Nie oto mi chodzi, niechaj plebejscy jankesi bawią się po swojemu.
Ale przy kilku "kawalerach" wśród wymienionych innych honorów są i Order Orła Białego i Polonia Restituta, i to najwyższych stopni. Ponieważ o tych nadaniach nie ma śladu w dokumentach rządu i Prezydenta RP na Uchodźstwie, ani tym bardziej w kraju, przypuszczam że są dziełem śp Juliusza Nowina-Sokolnickiego, uznanego przez bardzo nieliczną grupę emigracji z prezydenta. Niechtam, nadawał przez siebie ustanowiony Order Św. Stanisława. Order zdeprecjonowany przez carskie nadania, nie przywrócony ani w II RP, ani w PRL ani w III RP. Ale nadawanie tak wysokiej rangi orderów aktualnie istniejących, a także liczne awanse generalskie to przesada.

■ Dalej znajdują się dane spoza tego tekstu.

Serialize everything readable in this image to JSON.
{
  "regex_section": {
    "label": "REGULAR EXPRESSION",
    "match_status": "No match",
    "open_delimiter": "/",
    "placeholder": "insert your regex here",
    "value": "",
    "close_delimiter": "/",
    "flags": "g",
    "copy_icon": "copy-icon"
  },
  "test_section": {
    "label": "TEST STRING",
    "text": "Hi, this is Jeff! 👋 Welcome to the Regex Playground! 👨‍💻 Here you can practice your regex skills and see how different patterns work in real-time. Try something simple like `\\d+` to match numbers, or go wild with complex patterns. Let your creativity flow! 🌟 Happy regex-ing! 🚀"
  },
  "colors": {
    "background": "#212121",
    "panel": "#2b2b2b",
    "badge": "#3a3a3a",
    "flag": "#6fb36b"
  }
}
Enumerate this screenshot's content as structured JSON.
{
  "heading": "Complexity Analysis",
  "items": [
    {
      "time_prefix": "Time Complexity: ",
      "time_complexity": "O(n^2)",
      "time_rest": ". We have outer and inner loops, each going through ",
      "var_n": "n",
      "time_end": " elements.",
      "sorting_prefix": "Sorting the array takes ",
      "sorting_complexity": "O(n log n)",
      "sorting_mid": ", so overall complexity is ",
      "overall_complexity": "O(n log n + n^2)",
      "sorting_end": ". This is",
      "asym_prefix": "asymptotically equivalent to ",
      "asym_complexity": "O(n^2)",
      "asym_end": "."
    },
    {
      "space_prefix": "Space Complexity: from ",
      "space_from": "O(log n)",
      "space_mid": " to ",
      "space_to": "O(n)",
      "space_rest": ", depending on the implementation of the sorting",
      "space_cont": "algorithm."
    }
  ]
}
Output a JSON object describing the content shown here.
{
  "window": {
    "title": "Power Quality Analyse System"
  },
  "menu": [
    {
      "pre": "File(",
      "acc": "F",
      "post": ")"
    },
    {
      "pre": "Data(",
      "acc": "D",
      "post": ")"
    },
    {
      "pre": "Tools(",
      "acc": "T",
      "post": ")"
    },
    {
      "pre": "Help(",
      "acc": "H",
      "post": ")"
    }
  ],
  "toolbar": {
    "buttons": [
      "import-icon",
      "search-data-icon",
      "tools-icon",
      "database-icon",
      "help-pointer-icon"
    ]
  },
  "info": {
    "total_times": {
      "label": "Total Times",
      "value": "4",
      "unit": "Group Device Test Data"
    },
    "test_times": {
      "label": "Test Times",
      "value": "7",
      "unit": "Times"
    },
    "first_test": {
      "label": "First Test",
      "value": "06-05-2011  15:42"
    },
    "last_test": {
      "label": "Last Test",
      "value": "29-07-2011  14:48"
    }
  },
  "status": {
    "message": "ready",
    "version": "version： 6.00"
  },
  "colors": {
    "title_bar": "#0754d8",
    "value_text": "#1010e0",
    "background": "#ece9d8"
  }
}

Zwróciłem się w sprawie bezprawnego poslugiwania polskimi orderami do kancelarii Prezydenta RP, w końcu jest on z urzędu WMistrzem Kapituły Orła Białego. Nie było reakcji.
Sam napisałem do tego "zakonu". Też brak reakcji.
A mnie jako Polaka, wkur...a że najwyższe nasze ordery, traktowane są przez bogatych snobów, którzy zapewne nawet nie wiedzą nic o Polsce, jak świecidełka, zabawki i biżuteria.
Dlatego proszę o zmasowaną akcję, osób i organizacji - proszę wysyłać maile z protestami - i do tego "zakonu" i do naszych władz. Może kto zareaguje?